©2012 Bloomberg News
September 25, 2012
(Updates with reaction from consumer and industry groups beginning in fifth paragraph)
Sept. 25 (Bloomberg) — One in five U.S. consumers is likely to receive a credit score different from the one given to lenders, potentially closing off access to credit for millions of Americans, the Consumer Financial Protection Bureau found in a study released today.
The study comes five days before the consumer agency, created by the Dodd-Frank law of 2010, begins supervision of credit-reporting companies’ records and practices. The work involves direct review of about 30 businesses, including the three biggest, Equifax Inc., Experian Plc and TransUnion Corp.
“This study highlights the complexities consumers face in the credit scoring market,” Richard Cordray, the agency’s director, said in an e-mailed statement. “When consumers buy a credit score, they should be aware that a lender may be using a very different score in making a credit decision.”

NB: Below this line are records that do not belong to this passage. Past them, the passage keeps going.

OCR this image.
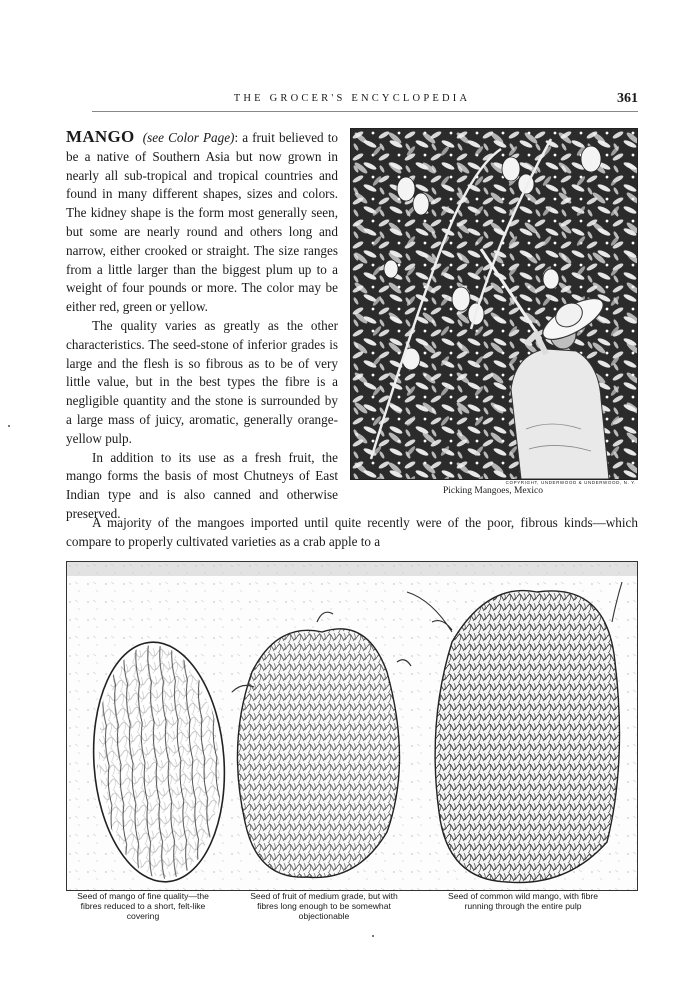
THE GROCER'S ENCYCLOPEDIA	361

MANGO (see Color Page): a fruit believed to be a native of Southern Asia but now grown in nearly all sub-tropical and tropical countries and found in many different shapes, sizes and colors. The kidney shape is the form most generally seen, but some are nearly round and others long and narrow, either crooked or straight. The size ranges from a little larger than the biggest plum up to a weight of four pounds or more. The color may be either red, green or yellow.

The quality varies as greatly as the other characteristics. The seed-stone of inferior grades is large and the flesh is so fibrous as to be of very little value, but in the best types the fibre is a negligible quantity and the stone is surrounded by a large mass of juicy, aromatic, generally orange-yellow pulp.

In addition to its use as a fresh fruit, the mango forms the basis of most Chutneys of East Indian type and is also canned and otherwise preserved.

A majority of the mangoes imported until quite recently were of the poor, fibrous kinds—which compare to properly cultivated varieties as a crab apple to a

COPYRIGHT, UNDERWOOD & UNDERWOOD, N. Y.
Picking Mangoes, Mexico
Seed of mango of fine quality—the fibres reduced to a short, felt-like covering
Seed of fruit of medium grade, but with fibres long enough to be somewhat objectionable
Seed of common wild mango, with fibre running through the entire pulp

Under the Fair Credit Reporting Act, consumers are entitled to a free copy of their credit report each year. Consumer advocates have charged that credit-reporting companies provide varying scores to lenders, potentially raising the cost of credit or depriving consumers of it entirely.
“This is like choosing what college to apply to without knowing your SAT or ACT scores, or whether the college uses ACT or SAT,” Chi Chi Wu, an attorney with the Boston-based National Consumer Law Center, said in an interview.
Wu said the report highlights the need for new legislation that would give consumers access to any credit report or score prepared about them.
He said that in the cases where there is a difference between the information the lender and consumer receive, it may have no effect on what kind of loan is or is not made. Much will depend, Pratt said in an interview, on how the lender uses the score in its decision-making.
“We can’t take this as absolute truth,” Pratt said.
The CFPB found that one in five consumers would likely receive a “meaningfully different” score than their lender, potentially resulting in harm to those consumers. At the same time, consumers are unlikely to know about the discrepancy.
“Consumers who have reviewed their own score may expect a certain price from a lender, may waste time and effort applying for loans they are not qualified for, or may accept offers that are worse than they could get,” according to the study.